Clare Cheney, director general, Provision Trade Federation
Clare Cheney, director general, Provision Trade Federation
Just as the UK’s new Groceries Code Adjudicator Christine Tacon begins to make her presence felt in the UK, on September 16 European food industry associations launched ‘The Supply Chain Initiative - Together for good trading practices’, to address the same unfair trading practices as the UK's Groceries Supply Code of Practice (GSCOP).

But the European initiative is really reinventing a wheel that failed in the UK in the past because the GSCOP had no teeth. The EU initiative requires firms in the food chain to register to confirm that they comply with good practice principles as set out in 2009 European Commission (EC) paper: ‘A better functioning of food supply chain in Europe’. Of the 82 firms intending to register, only four retailers that operate in the UK are included: Tesco, Aldi, Lidl and Marks & Spencer, because they operate in more than one Member State (MS).

The EC’s principles of good practice are sufficiently vague to allow each side to claim their views in an argument. For example, the responsibility for risk principle says: ‘All contracting parties in the supply chain should bear their own appropriate entrepreneurial risks.’ But the meaning of ‘appropriate’ could be disputed, as the term ‘reasonable’ was in the UK GSCOP.

Although the European initiative proposes a system for reporting disputes, it is unlikely to be widely used because, as in the UK, suppliers are reluctant to confront their powerful customers.

‘Threat of a fine’

No, if anything is going to work in cases of genuine unfairness, statutory powers such as those provided to the UK adjudicator are probably needed.

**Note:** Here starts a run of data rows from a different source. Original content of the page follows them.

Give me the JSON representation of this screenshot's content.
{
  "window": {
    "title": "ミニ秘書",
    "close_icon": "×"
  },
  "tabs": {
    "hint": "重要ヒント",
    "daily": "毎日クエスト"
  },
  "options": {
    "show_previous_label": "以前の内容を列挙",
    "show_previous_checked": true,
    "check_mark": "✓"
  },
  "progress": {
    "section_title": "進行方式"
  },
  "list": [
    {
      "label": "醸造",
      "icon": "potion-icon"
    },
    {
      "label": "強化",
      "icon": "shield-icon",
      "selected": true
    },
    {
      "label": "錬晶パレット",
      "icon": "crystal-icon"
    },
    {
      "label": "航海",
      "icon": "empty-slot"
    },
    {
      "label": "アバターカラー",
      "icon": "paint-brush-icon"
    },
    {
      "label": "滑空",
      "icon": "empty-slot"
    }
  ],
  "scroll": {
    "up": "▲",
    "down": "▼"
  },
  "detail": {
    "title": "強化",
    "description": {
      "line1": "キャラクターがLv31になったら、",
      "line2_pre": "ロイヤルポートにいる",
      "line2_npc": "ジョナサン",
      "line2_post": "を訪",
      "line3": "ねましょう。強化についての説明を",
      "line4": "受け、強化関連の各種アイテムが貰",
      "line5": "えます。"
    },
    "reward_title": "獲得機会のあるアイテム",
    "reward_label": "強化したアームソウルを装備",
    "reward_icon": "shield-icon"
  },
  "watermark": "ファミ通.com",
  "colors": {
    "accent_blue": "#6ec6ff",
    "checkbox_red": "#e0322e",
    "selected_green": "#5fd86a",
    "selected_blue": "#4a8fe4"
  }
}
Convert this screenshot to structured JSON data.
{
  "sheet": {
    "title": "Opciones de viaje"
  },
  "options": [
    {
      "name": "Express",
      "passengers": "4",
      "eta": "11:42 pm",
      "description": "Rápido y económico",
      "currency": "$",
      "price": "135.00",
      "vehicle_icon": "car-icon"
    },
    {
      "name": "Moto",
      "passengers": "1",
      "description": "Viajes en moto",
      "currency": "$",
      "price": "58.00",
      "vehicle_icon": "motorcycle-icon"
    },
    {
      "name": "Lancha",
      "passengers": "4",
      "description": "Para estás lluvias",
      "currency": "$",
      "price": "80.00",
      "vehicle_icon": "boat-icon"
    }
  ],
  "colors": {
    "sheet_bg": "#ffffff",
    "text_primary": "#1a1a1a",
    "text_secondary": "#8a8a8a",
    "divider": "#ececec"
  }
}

After all, the threat of a fine of 1% of a firm’s turnover as proposed in the UK has to be a powerful deterrent.

However, it is unlikely that any investigations will ever get that far because of the costs of the process to be borne by the ‘defendant’, plus the damage to reputation. Ideally, any malpractices will be resolved before an investigation is launched.

Indeed, Tacon has said her ideal result would be to never need to conduct an investigation because the retailers will rectify any breach of the code to her satisfaction before any formalities begin. Moreover, because she does not have the resources to address lots of individual complaints, she proposes to identify instances of widespread abuse affecting a large part of the supply chain and take these up with the retailers.

The beauty of the UK system is that it does not involve long- winded bureaucratic processes before action is possible.

If the UK initiative is a success, other MSs should follow and tackle the situation in their own countries.